Mrs Parks said the hours of a colleague who had taken over some of her duties had been increased. A grievance case was not upheld, and she lost the appeal.
The case took a fresh twist when a series of redundancy consultation meetings were held and Mrs Parks was notified that she had been selected for redundancy.
Her appeal against this was also dismissed. She was offered an alternative position within the organisation which she did not consider acceptable.
She also alleged she was not considered for a post for which she was well suited that came up while she was on maternity leave.
Mrs Parks added: "When I went off on maternity leave I was happy and felt reassured that I was a valued and respected member of the team.
"My family life is also hugely important to me and I wanted to have more children. On my return to work it looked to me like I was being painted out of the picture.
"I could not resume my normal duties and I felt demeaned by the changes."
Noonan operates across Great Britain, Northern Ireland, the Republic and the Isle of Man, and employs more than 14,000 people.
The company expressed its regret for any distress and upset Mrs Parks suffered.
It affirmed its commitment to equality of opportunity in employment.

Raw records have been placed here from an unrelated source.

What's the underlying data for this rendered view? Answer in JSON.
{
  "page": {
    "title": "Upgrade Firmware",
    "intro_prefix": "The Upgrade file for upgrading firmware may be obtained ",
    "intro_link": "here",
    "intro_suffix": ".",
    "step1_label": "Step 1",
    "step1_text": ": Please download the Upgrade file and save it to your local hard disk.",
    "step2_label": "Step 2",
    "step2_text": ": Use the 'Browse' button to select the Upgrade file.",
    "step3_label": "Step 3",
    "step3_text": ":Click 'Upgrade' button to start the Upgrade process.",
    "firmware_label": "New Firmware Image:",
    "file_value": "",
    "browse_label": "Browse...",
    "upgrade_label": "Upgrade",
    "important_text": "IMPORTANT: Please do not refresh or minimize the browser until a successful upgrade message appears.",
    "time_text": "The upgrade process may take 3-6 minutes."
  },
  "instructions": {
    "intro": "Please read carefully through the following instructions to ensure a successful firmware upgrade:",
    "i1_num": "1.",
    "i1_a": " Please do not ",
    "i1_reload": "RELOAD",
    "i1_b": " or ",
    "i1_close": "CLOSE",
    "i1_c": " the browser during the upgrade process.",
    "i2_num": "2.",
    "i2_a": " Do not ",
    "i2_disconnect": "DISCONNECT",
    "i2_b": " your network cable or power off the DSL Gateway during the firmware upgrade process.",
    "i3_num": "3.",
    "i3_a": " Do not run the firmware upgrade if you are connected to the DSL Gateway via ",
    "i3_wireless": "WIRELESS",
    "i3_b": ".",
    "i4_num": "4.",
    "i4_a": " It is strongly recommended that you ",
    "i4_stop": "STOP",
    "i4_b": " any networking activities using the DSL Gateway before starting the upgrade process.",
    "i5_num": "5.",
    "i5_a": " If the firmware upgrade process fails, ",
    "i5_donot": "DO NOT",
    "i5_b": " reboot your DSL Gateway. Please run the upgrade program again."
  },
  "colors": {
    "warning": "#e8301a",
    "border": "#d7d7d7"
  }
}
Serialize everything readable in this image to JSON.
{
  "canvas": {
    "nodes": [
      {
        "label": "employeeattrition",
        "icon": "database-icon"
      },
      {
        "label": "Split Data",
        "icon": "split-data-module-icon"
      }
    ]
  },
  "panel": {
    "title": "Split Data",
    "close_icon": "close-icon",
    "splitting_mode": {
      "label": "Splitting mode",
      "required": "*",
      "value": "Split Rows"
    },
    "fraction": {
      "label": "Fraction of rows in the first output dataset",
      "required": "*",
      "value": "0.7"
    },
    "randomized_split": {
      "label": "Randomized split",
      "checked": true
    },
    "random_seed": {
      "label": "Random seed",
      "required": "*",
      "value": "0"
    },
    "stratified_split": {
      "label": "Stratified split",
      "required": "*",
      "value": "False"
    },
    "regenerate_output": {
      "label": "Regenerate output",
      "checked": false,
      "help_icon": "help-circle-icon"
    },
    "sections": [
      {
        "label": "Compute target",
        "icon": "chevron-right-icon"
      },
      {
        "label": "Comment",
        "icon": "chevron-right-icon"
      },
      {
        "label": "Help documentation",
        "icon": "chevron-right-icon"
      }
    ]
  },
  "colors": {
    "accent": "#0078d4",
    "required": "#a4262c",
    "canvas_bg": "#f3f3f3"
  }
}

It said that it will meet the Equality Commission to review its policies, practices and procedures on pregnancy and maternity.
Dr Evelyn Collins from the Equality Commission said Mrs Parks' case was not unique.
"Next year it will be 40 years since the Sex Discrimination Order came into operation, yet a high proportion, generally around a quarter of the complaints which the Commission receives every year, are about sex discrimination and the area of pregnancy and maternity discrimination consistently generates the highest number of these complaints," she said.
The Equality Commission is conducting a formal investigation on the treatment of pregnant workers and mothers in workplaces in Northern Ireland, which is due to report in 2016.
Dr Collins added: "Despite all the advances which have been made, women will not have full equality in the workplace if they remain liable to lose their jobs because they become pregnant or can be treated unfairly on their return from maternity leave.
"All employers must recognise that women have a right to be treated fairly on returning to work after the birth of a child."
A spokesman for Noonan Services Group said the company deeply regrets Mrs Parks' experience.
"While it disputes some of the details surrounding Mrs Parks' departure, it has reviewed its policies to ensure that all employees continue to be offered as much encouragement and support to further their careers with the group as possible," it said.
"The group says it is happy to continue to engage with the Equality Commission and awaits its recommendations."